Are you REALLY as nice as you think you are?

Publish Date
Tuesday, 14 March 2017, 11:22AM
Photo / Getty Images

Photo / Getty Images

You might think you're nicer than you really are, according to new research.

And you're not alone in deluding yourself. The study found that 98 per cent of people consider themselves in the nicest 50 per cent if the population, the Daily Mail reports.

People who thought they were nice - even if they weren't - were generally richer and happier, research showed.

The study was carried out by psychologists from Goldsmiths University in London.

It found people who thought they were "nice" were generally more relaxed, happy and successful - but not necessarily more agreeable.

"We observed a really interesting result in relation to people's ratings of how nice they are, and how they scored on validated measures of individual differences," Jonathan Freeman, who led the study, told The Times. 

"For example, more than half of participants who rated themselves as the second-highest level of nice scored below the sample average on agreeableness — so people think they're nicer than they really may be." 

Those who were most likely to consider themselves "nice" people did things such as gave directions to strangers, held the door open for a stranger and gave their seat to an elderly or pregnant person on a train. 

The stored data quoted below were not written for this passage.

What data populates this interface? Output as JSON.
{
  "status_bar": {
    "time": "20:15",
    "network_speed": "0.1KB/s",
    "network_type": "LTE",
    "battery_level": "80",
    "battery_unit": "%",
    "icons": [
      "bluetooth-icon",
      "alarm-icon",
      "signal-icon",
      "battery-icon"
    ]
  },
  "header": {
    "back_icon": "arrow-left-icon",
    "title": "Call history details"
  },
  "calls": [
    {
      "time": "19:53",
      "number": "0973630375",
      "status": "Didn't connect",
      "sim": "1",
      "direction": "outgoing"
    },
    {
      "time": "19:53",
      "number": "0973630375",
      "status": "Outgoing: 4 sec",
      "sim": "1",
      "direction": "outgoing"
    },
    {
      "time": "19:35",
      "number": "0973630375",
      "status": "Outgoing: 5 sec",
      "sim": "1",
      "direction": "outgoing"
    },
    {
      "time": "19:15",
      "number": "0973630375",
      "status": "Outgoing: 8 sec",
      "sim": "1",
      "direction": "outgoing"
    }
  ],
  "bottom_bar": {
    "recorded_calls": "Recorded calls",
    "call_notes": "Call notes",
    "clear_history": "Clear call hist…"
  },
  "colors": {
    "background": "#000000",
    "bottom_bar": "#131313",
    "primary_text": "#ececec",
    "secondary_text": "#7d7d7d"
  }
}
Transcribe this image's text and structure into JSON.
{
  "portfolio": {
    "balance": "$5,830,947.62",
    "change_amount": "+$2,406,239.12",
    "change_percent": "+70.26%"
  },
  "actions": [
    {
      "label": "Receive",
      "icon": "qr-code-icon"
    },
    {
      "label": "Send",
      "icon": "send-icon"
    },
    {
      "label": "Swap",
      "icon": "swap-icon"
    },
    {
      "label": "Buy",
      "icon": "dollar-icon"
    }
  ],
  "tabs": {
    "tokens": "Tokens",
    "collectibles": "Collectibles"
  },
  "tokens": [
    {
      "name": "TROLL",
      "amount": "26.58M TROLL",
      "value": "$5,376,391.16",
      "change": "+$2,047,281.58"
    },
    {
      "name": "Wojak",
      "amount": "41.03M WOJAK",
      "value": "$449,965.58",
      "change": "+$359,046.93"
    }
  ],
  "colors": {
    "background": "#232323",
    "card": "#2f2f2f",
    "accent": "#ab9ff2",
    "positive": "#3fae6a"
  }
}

Two in three people considered themselves nice if they bought "charity" Christmas cards because they knew it was a good cause and donated time and money to charitable causes more generally. 

However - it turns out that being "nice" is often skin deep.  

Dealing with rude people can make 73 per cent of people stop being nice.

Losing an important document such as wallet or keys also throws 59 per cent of people off-course.

Less than one in three people have helped someone with heavy bags and just 28 per cent of people have helped someone cross the road. 

The study broke down what "nice" meant in terms of emotional intelligence (EI).

This commonly describes how capable a person is of reading other people's goals and emotions, awareness of their own emotion and their ability to support the goals and interactions of other people.

People who have higher emotional intelligence are also more able to deal with stressful situations.

For example, previous research showed that people who have higher EI scores had a calmer cardiovascular response when their hands were submerged in icy water.

The current research, which was carried out for Monarch Airlines, included a bespoke questionnaire filled out by 100 people.  

Some of the participants were also asked to respond to specifically stressful stimuli and special software for analysing facial expressions could gauge the emotional response of volunteers. 

The camera showed that when presented with a five-minute video of traffic, confrontations, children's tantrums and awkward situations participants showed fear, anger and disgust. 

This was supported by the questionnaire -  47 per cent of people cease to be nice if a child is screaming or an alarm is going off, while arguments and disagreements stopped 45 per cent of being nice.

HOW NICE ARE YOU?

Which of these ten nice things do you do often or whenever you can? 

Answer yes/no and keep track of your score. 

1. Give directions to strangers

2. Delay an elevator and hold the door for a stranger

3. Give your seat to an elderly person or pregnant lady on a bus or train

4. Buy 'charity' Christmas cards because you know it is a good cause

5. Donate money to charity

6. Volunteer to look after a neighbour or friend's pet or children 

6. Help someone carry heavy bags

7. Let a neighbour who you don't know well borrow your dishes and tools

8. Help someone cross a road 

9. Donate blood

10. Help an acquaintance move house or do DIY  

If you answered 'Yes' to six or more of ten questions you are nicer than most people. 

The average from the researcher's survey was just under five 'Yes' answers to these questions.

The survey showed there was a strong correlation between participants' ratings of how 'nice' they are and how relaxed, happy, healthy and successful they are. 

Nicer people also report being more fulfilled in their careers. 

There was also a correlation between people being 'nice' and having a higher number of close friends.